I Need to Read More Lauren Groff
I read an interview on The New Yorker blog with Lauren Groff the other day and I realized that I need to read more of her work. And by more I mean any at all because, somehow, I have thus far missed out on her genius.
We live our daily lives among exquisitely varied timelines.
In the paragraph from which I pulled this quote, Groff is talking about how all of the different objects and creatures that surround us have different life spans than we do, some shorter, some much much longer. She declares her fascination for this and I now join her. Thinking about it sends me down rabbit holes of wondering how our life spans affect our perception of time and how a day for the dog laid out next to me is a much larger proportion of her life than a day is for mine.
Humans are the most delusional species because we expend so much energy trying to deny the passage of time and its necessary changes. Art, in some ways, is the attempt to assert human control over time, despite the ultimate futility of the effort.

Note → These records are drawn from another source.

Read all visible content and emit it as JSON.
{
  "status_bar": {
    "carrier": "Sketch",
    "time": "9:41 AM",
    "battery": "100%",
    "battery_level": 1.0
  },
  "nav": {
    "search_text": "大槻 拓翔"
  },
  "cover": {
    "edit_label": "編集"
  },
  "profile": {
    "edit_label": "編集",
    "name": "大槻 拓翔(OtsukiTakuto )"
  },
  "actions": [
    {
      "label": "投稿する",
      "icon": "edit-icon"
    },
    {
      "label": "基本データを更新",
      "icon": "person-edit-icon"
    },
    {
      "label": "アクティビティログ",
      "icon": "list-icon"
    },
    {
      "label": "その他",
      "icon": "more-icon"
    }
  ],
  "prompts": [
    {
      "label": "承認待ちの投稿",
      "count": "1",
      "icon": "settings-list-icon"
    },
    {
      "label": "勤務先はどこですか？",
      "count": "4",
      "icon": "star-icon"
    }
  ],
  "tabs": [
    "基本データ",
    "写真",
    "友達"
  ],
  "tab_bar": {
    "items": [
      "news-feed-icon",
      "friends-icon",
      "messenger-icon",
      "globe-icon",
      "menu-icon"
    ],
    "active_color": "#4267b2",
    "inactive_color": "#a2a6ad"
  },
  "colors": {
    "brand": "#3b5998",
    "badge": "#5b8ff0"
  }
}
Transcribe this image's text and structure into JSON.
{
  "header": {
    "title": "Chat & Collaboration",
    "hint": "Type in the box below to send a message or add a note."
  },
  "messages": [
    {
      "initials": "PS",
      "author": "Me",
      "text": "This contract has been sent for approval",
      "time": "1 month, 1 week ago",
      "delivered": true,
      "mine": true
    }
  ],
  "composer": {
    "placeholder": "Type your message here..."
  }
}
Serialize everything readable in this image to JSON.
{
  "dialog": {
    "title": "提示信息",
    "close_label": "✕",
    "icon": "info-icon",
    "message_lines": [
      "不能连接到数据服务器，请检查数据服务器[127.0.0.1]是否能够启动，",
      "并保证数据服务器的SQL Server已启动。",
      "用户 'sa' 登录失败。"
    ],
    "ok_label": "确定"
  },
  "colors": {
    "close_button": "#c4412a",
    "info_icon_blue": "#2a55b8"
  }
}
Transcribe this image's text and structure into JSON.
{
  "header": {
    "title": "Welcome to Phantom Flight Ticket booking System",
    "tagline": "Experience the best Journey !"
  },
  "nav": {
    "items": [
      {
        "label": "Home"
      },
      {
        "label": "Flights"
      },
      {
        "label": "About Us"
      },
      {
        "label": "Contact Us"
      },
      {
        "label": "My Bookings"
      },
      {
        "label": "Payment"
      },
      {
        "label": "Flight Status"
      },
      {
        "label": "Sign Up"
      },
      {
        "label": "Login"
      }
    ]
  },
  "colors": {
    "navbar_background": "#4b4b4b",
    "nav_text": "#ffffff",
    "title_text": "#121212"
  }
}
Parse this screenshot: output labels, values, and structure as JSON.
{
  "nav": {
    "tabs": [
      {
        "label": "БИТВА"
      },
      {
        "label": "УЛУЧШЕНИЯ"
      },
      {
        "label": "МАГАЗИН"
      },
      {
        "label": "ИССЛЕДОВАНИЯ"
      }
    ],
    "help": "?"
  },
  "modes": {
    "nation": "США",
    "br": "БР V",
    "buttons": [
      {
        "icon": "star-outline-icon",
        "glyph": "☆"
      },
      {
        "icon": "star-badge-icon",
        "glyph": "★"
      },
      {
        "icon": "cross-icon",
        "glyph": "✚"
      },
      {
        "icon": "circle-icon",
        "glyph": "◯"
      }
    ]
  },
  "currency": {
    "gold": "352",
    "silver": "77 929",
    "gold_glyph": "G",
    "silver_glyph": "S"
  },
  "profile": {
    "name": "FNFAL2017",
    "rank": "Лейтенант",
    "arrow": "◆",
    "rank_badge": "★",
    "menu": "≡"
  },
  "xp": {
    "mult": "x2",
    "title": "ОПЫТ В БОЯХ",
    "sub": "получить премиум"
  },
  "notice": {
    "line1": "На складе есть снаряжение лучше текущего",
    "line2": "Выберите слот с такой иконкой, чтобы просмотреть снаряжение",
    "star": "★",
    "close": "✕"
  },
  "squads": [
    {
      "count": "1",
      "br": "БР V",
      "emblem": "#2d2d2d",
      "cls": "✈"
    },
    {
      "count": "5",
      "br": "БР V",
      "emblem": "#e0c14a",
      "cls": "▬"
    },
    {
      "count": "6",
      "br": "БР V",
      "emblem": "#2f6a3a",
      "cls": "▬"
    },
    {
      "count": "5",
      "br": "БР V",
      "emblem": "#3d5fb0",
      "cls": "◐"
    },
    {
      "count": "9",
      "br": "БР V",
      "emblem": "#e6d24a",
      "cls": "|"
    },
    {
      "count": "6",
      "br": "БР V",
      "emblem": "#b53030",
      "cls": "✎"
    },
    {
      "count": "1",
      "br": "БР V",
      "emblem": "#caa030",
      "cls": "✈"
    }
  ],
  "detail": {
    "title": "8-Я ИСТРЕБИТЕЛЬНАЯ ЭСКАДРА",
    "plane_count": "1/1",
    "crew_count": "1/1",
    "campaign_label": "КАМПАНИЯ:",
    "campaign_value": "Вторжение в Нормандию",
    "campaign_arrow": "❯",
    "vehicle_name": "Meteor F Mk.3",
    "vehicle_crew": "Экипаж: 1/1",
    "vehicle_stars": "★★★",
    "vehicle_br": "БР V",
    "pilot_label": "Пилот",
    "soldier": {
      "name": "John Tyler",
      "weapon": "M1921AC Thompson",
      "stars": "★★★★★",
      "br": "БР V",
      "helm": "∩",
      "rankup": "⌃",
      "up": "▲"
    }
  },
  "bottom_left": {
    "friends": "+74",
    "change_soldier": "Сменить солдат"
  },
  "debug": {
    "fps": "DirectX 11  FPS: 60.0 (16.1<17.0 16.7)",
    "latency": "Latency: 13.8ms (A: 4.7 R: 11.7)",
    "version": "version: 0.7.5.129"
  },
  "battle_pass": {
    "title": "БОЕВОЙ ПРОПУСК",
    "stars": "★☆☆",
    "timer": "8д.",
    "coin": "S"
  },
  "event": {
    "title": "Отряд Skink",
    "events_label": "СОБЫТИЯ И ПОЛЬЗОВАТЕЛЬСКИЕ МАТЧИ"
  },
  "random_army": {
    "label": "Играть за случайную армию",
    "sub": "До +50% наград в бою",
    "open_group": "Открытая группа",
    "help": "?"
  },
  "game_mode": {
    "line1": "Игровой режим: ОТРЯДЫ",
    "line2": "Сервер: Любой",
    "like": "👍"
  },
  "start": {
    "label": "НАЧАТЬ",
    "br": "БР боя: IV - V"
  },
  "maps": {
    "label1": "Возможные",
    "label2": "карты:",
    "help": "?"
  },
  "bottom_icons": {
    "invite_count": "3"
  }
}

This strikes me as so true because what is art but an attempt to capture a moment, a feeling, things that are so ephemeral the task is all but impossible?
There are seasons, internal clocks in nature, that quietly insist on the rightness of time passing.
This quote is pulled from the end of the paragraph that contains the quote above. She had moved from discussing human attempts to control time to the way time seems to pass without interference in nature. I thought this particular sentence was a lovely way of putting that sentiment.